When Adina Rishe Gewirtz was 12, she had what she calls a “life-changing” experience: she read Harper Lee’s To Kill a Mockingbird. “I was so taken with the voice and how she just wrapped me up in that experience,” Gewirtz said. “I finished the last page and thought, ‘I want to do this.’ ” And although she knows that the 12-year-old her would have been “horrified” if she’d had any idea that achieving that goal would take 30 years, Gewirtz says that she “needed a lot of living to become the writer I wanted to be.”

Plus there was the little matter of earning a living: both of her parents were natural storytellers, she says, but while her father fed her dreams of writing fiction, her mother wanted to make sure she could pay her rent. So Gewirtz majored in journalism and worked as a freelancer, mostly on business stories, covering everything from real estate to car tires. Along the way, she and her husband—they live in Silver Spring, Md.—raised five kids. The oldest, a set of twins, are now 23; the youngest is 15.

She also wrote fiction, and had come up with the character and voice of Annie B., the 11-year-old narrator of Zebra Forest (Candlewick, Apr.), when she was in college. Between then and finally sitting down to write when her youngest child started first grade, she kept notes. But, she says, she “never told people I wanted to be a novelist. The practical voice in my head thought, ‘Probably a million people want to be novelists.’ ”

When Zebra Forest, a middle-grade book that tells the story of Annie B., her brother, and a prison escapee, was finished, she contacted all of the agents she could find who accept e-mail queries, and Ashley Grayson (who runs an eponymous agency in California) asked to see more. Gewirtz was at a parent-teacher night at her daughter’s school when she got Grayson’s call saying he wanted to represent her.

Grayson spent a year shopping the manuscript, and although Gewirtz says she despaired at times, he never lost faith. “Don’t worry,” she says he told her. “Write another book. You should be writing a book a year.” So she did, picking up another story she’d been thinking about for years. Then, she says, she started looking to see who’d published the stories she loved, and noticed that the Kate DiCamillo books she and her kids liked best had been published by Candlewick. Gewirtz credits DiCamillo with giving her a broader idea of what was possible in books for young readers. She mentioned Candlewick to Grayson, and he contacted president and publisher Karen Lotz, who ultimately bought both books. That second book, Blue Window, is due out in fall 2014; it’s a fantasy, set in an invented world. Gewirtz connects both books back to her parents: Zebra Forest is realistic like her mother, while the second book reflects her father’s influence. She’s currently at work on a sequel to Blue Window.

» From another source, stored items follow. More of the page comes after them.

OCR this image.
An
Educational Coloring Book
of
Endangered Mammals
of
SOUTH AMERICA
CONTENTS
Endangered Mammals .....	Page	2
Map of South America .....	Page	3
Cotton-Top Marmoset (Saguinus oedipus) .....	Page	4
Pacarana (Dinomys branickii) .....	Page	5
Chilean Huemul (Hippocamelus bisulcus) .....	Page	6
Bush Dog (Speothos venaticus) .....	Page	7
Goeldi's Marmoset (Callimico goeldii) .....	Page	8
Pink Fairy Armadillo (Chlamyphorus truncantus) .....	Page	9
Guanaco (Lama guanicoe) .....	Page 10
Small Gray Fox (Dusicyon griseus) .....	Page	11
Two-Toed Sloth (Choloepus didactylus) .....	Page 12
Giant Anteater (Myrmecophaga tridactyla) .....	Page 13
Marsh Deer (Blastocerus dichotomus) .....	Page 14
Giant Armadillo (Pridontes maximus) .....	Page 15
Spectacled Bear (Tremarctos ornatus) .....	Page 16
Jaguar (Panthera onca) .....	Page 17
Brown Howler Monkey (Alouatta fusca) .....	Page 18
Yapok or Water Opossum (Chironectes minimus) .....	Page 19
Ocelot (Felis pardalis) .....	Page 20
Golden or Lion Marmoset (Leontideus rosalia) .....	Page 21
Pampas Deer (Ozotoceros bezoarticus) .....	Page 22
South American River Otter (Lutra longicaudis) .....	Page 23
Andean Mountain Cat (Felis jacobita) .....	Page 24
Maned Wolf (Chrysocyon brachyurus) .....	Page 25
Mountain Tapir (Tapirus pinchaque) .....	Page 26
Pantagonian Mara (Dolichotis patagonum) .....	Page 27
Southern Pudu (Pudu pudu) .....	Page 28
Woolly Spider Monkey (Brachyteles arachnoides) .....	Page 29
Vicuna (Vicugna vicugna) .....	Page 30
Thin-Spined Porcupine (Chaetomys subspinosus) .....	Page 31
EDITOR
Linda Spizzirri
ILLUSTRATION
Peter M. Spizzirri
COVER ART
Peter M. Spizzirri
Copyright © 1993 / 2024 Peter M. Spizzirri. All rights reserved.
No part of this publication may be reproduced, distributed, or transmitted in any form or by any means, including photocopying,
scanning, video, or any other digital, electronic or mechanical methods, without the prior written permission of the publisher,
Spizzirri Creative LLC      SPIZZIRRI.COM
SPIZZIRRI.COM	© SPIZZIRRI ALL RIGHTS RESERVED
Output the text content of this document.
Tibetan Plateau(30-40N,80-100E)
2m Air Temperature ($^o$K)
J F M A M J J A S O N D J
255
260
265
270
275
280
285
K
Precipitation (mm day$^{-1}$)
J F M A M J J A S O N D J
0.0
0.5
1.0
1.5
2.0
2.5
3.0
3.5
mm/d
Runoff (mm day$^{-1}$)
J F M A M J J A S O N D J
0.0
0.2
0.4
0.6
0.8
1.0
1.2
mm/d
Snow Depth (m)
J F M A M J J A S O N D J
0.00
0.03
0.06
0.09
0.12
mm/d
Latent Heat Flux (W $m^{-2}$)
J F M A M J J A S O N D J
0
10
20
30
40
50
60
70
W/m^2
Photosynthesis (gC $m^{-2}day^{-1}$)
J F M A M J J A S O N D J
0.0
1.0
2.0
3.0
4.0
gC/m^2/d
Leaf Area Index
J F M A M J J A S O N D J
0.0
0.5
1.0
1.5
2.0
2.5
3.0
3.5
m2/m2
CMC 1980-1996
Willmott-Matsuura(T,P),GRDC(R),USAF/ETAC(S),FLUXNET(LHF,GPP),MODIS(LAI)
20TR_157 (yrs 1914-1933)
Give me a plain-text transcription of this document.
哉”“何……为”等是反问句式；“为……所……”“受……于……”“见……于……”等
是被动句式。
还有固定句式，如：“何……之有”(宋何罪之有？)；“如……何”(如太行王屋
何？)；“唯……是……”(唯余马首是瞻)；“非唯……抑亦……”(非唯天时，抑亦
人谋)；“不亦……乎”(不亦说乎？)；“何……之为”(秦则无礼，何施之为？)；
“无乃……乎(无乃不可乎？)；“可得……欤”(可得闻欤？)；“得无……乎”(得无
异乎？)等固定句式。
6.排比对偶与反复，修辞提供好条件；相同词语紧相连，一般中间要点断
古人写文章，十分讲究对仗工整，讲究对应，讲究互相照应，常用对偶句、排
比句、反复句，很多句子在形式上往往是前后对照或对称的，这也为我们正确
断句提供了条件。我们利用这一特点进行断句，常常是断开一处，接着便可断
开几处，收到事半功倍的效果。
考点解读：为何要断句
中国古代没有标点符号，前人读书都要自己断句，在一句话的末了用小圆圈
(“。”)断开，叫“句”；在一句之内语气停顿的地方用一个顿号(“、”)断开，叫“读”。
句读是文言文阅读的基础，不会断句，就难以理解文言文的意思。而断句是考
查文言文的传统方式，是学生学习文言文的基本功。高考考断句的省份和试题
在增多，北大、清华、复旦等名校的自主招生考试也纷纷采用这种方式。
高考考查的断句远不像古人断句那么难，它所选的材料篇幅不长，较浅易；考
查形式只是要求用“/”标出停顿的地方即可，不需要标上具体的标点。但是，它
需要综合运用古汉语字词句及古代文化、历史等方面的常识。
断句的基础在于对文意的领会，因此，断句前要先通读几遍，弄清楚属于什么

Asked about the experience of working with Grayson and Lotz, Gewirtz brings up another childhood memory. Her father, she says, would get little gifts and hide them, then bring them out unexpectedly, so any day might contain a wonderful surprise. Working with her agent and editor was like getting “these constant little surprises from my father’s closet.” And the final surprise is being able to write full-time, the fulfillment of a lifelong dream, Gewirtz says, “to be able to just sit down in the morning and think about story.”